Research Project: Develop Stress-Resistant Dry Bean Germplasm and Sustainable Pest Management Strategies for Edible Legumes

Location: Vegetable and Forage Crops Production Research

Title: THE Bct-1 LOCUS FOR RESISTANCE TO BEET CURLY TOP VIRUS IS ASSOCIATED WITH QUANTITATIVE RESISTANCE TO BEAN DWARF MOSAIC VIRUS IN COMMON BEAN

Authors
item Miklas, Phillip
item Seo, Y - UC DAVIS
item Gilbertson, R - UC DAVIS

Submitted to: Bean Improvement Cooperative Annual Report
Publication Type: Abstract Only
Publication Acceptance Date: March 17, 2008
Publication Date: April 26, 2008
Citation: Miklas, P.N., Seo, Y.S., Gilbertson, R. 2008. The bct-1 locus for resistance to beet curly top virus is associated with quantitative resistance to bean dwarf mosaic virus in common bean. Bean Improvement Cooperative Annual Report. 51:92-93.
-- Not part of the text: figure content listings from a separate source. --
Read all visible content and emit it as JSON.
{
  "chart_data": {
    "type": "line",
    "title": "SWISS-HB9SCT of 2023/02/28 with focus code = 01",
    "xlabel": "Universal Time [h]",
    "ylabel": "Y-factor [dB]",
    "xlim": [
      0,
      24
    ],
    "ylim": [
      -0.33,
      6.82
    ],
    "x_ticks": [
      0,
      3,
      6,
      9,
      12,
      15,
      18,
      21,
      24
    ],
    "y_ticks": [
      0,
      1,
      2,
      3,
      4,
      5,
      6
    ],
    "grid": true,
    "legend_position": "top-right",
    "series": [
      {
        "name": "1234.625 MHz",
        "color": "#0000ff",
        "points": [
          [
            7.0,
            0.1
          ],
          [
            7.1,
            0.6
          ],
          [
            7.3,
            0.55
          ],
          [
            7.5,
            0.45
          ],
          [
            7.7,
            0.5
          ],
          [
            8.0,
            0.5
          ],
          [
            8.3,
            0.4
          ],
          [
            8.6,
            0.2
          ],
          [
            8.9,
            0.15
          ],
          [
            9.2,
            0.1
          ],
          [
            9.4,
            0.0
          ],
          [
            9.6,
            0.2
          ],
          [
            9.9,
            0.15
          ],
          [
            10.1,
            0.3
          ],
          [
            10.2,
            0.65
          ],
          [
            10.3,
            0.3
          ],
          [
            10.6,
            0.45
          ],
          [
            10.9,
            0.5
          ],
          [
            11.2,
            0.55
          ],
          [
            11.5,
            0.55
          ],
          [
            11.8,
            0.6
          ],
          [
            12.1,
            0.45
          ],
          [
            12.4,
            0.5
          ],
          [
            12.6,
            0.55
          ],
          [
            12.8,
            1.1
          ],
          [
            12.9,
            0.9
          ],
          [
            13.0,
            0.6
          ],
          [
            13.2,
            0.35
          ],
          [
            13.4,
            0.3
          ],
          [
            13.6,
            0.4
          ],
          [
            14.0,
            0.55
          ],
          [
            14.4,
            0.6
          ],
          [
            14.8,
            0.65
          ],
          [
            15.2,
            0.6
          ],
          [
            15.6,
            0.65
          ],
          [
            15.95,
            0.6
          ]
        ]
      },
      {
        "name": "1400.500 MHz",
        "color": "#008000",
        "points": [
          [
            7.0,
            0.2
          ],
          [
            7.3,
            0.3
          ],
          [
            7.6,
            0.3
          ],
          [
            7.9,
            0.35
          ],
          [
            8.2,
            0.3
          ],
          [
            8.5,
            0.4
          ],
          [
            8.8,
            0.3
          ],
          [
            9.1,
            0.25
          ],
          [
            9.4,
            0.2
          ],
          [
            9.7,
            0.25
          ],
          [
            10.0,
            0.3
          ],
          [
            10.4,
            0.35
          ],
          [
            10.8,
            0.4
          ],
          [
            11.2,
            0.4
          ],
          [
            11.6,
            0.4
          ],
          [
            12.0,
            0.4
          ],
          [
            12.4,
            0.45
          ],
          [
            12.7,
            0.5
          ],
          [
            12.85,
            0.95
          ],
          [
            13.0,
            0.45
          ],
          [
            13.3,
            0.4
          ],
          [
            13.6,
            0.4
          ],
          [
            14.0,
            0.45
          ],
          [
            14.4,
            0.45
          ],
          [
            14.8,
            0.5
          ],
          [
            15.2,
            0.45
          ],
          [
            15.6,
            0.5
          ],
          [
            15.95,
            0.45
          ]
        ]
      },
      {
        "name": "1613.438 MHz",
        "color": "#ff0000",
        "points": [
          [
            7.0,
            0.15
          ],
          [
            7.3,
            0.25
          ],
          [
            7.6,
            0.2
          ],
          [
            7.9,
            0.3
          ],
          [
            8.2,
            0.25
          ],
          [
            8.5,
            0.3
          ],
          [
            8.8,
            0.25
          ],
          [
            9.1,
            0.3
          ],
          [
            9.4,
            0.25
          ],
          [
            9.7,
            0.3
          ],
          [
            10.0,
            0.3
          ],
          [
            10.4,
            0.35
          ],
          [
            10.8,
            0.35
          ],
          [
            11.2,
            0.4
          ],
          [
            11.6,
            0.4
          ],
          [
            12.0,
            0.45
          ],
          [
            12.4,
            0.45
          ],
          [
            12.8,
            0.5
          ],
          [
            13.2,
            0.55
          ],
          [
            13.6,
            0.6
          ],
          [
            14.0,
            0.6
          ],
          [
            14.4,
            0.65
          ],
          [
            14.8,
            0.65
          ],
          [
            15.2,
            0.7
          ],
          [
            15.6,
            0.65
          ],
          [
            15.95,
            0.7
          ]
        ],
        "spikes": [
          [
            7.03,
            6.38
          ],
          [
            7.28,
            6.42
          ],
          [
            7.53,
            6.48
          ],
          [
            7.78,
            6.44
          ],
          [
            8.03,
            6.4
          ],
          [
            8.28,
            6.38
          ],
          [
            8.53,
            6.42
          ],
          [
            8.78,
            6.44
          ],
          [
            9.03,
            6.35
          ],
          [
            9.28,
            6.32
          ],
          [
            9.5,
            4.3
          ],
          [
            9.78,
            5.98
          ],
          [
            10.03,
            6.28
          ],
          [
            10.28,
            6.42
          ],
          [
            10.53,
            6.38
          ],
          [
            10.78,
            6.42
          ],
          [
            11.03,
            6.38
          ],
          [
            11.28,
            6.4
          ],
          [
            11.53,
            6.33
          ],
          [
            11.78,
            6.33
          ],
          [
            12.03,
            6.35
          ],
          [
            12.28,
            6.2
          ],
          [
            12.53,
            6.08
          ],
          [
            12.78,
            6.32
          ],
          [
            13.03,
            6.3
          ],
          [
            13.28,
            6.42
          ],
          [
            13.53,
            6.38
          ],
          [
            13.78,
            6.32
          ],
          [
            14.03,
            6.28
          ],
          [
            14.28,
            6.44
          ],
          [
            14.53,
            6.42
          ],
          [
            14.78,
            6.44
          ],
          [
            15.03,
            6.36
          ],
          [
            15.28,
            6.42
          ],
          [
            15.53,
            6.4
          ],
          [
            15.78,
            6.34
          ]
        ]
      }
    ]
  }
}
Technical Abstract: Host resistance provides effective control of some diseases induced by geminiviruses in common bean. A recessive gene bgm-1 conditions resistance to Bean golden yellow mosaic virus (BGYMV) and is located on linkage group B3 near the bc-12 gene for resistance to Bean common mosaic virus. The dominant Bct-1 gene conditions resistance to Beet curly top virus (BCTV) and is located on linkage group B7 in the vicinity of a QTL for resistance to BGYMV. These genomic associations of host resistances to different geminiviruses, and between a geminivirus and a potyvirus as in the first example, suggest presence of individual resistance genes with broad effect against multiple virus species and/or presence of resistance gene clusters formed from gene duplication events with subsequent divergence for specific resistance against different viruses. We sought to examine the effect of the Bct gene that conditions resistance to BCTV (curtovirus) against another distinct geminivirus, Bean dwarf mosaic virus (BDMV), a begomovirus. Uniform disease reaction for the parents was observed. Moncayo with resistance to BCTV had complete resistance to BDMV, and Primo susceptible to BCTV was completely susceptible to BDMV. The F1 population was resistant to BDMV indicating dominant inheritance. The RILs expressed a quantitative disease reaction to BDMV. The RILs with Bct-1 had plants with a DSI mostly rated 1 or 2 for BDMV reaction with a mean DSI of 1.42. RILs without Bct-1 had plants mostly rated 3 and 4 for BDMV with a mean of 3.07. Generally, RILs scoring <2.0 for BDMV reaction also possessed BCTV resistance, and RILs scoring > 2.0 were susceptible to BCTV. Six RILs had a weak association between BDMV and BCTV reactions. Bct-1 explains 69.6% of the phenotypic variation for reaction to BDMV based on single factor ANOVA. In summary, Bct-1 or a closely linked gene confers quantitative resistance to BDMV. This quantitative resistance to BDMV is different from the qualitative resistance conferred by the Bdm gene. The genomic location of Bdm is unknown. Resistance to BCTV, BDMV, and BGYMV is associated on linkage group B7.